On Tuesday, 10 May 2022 at 12:52:01 UTC, Andrea Fontana wrote:

>

I'm running a whole website in D using fastcgi and we have no problem at all, it's blazing fast. But it's not so easy to setup as serverino :)

Easy setup is probably the number one reason people land on a specific web-tech, so it is the best initial angle, I agree.

(By version 3.x you know what the practical weak spots are and can rethink the bottom layer.)

Right. But it's not just marketing.

I work in the R&D and every single time I even have to write a small api or a simple html interface to control some strange machine I think "omg, I have to set nginx agaaaaaain". It's pretty annoying especially if you're working on shared aws machine. (I know, docker & c. Exist, but they take a lot to setup and they are heavy for some simple api). I'm going to love serverino in the next months :)

May 10, 2022

On Monday, 9 May 2022 at 19:20:27 UTC, Andrea Fontana wrote:

>

Thank you. Looking forward to getting feedback, bug reports and help :)

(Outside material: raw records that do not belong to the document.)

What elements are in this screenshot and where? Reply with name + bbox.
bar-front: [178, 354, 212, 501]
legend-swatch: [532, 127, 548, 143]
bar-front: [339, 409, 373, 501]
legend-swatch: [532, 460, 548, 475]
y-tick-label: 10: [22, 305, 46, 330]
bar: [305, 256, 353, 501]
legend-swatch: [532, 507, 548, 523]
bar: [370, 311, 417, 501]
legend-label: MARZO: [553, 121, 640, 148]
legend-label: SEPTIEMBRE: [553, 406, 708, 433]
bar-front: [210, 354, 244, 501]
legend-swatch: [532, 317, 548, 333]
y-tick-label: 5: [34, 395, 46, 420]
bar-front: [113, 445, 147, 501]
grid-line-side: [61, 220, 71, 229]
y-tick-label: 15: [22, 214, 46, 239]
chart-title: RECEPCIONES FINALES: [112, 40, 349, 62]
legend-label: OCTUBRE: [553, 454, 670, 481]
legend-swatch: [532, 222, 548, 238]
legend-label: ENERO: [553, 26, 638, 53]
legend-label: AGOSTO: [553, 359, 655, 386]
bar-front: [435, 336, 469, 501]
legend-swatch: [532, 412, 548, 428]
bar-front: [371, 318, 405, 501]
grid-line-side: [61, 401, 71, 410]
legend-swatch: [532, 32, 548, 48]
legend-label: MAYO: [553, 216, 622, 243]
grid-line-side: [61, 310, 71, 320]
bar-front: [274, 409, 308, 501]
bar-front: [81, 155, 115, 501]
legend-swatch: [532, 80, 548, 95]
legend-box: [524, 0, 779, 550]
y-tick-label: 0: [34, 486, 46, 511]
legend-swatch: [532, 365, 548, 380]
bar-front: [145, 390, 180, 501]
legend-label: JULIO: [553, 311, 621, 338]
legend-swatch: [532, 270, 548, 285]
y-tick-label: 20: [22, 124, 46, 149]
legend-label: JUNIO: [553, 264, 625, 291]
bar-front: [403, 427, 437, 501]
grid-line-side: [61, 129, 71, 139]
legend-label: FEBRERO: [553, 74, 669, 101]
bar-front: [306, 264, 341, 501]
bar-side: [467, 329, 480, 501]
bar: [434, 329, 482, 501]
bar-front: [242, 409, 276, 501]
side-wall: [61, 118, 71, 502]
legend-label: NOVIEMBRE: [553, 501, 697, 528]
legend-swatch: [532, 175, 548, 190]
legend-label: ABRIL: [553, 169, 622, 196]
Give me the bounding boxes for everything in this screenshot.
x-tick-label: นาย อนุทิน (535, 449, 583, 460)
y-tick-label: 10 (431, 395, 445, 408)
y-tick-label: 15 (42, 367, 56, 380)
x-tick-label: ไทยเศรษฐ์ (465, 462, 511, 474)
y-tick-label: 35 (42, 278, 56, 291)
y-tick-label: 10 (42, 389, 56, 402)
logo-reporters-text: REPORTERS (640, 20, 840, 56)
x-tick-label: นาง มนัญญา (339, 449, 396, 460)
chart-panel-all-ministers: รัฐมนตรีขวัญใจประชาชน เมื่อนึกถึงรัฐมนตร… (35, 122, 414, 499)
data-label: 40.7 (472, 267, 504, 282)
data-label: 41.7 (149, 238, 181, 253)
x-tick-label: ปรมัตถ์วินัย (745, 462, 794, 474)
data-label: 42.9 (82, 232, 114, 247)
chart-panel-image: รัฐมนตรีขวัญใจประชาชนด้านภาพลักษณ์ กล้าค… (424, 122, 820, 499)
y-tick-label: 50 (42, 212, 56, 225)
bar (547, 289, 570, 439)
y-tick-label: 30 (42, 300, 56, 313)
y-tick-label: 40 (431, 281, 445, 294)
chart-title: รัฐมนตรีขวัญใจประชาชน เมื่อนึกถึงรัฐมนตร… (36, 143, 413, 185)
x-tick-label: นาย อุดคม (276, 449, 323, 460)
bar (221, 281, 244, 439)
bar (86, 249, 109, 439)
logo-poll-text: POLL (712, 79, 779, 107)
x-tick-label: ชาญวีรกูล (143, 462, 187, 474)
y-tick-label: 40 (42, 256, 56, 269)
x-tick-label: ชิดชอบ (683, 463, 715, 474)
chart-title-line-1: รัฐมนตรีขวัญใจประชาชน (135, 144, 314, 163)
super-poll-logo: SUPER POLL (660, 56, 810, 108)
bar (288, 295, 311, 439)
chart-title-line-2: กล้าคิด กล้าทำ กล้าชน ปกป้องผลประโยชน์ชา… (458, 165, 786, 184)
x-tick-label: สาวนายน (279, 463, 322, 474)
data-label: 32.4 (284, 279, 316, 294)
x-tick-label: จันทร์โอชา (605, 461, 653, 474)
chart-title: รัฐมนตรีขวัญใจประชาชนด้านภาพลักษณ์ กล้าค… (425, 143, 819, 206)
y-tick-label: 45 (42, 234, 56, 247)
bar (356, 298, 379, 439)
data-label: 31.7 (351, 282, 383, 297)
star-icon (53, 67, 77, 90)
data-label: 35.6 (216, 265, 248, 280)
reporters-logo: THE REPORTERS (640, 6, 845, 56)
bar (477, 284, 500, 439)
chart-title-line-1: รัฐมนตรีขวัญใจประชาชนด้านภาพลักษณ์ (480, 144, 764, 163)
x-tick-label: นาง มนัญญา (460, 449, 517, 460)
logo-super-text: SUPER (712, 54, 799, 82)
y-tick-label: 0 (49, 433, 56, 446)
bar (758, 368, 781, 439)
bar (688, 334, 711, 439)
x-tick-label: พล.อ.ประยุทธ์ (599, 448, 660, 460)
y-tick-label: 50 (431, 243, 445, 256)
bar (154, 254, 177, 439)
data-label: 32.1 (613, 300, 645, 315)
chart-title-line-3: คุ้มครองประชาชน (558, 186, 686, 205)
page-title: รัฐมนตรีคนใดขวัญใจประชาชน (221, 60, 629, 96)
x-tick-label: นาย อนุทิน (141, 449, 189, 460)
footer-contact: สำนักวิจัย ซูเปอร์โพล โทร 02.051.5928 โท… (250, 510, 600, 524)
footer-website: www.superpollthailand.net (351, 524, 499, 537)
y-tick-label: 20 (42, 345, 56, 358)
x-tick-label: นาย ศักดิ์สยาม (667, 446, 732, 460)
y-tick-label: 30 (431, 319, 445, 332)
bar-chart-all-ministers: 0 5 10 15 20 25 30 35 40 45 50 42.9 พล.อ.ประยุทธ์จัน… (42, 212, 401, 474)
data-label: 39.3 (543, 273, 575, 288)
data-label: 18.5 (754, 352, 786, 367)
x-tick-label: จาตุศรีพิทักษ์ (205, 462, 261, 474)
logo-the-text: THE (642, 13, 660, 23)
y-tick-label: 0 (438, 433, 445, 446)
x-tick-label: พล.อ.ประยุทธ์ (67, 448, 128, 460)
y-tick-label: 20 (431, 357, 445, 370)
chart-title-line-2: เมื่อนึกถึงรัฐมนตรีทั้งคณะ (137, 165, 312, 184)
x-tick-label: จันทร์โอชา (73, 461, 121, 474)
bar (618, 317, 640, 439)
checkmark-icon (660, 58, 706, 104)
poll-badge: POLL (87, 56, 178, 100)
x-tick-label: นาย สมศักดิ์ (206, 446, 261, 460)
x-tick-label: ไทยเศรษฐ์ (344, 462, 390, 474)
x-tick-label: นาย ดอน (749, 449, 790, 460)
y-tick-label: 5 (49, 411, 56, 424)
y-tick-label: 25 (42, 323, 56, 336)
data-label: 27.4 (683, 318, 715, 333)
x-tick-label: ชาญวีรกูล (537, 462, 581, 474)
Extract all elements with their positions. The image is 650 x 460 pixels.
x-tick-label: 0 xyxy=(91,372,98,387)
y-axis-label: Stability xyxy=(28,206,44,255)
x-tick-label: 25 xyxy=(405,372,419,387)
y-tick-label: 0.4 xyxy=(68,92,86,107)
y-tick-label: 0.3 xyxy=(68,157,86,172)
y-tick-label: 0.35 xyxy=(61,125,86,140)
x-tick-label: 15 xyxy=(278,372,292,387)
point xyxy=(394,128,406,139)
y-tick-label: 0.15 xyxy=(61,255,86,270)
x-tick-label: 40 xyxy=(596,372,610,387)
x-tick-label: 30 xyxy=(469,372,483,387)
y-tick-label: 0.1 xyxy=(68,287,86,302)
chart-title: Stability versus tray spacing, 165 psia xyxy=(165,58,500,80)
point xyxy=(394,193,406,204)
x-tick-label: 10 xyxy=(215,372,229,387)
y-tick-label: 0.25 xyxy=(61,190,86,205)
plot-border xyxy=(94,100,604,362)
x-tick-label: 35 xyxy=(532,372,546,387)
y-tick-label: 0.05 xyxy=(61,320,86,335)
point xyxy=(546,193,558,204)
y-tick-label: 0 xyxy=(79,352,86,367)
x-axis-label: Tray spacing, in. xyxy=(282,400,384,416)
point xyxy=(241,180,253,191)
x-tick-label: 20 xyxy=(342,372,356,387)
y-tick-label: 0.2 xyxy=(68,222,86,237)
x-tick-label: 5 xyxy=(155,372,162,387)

BTW I'm curious, what made you not want to use my cgi.d which has similar capabilities?

May 10, 2022

On Tuesday, 10 May 2022 at 15:01:43 UTC, Adam Ruppe wrote:

>

On Monday, 9 May 2022 at 19:20:27 UTC, Andrea Fontana wrote:

>

Thank you. Looking forward to getting feedback, bug reports and help :)

BTW I'm curious, what made you not want to use my cgi.d which has similar capabilities?

I was really tempted to start from that!
But it's difficult to fork and edit a 11kloc project like that :)

I had yet developed fastcgi and scgi code in the past so I've reused some code and it didn't take so much time to get to serverino.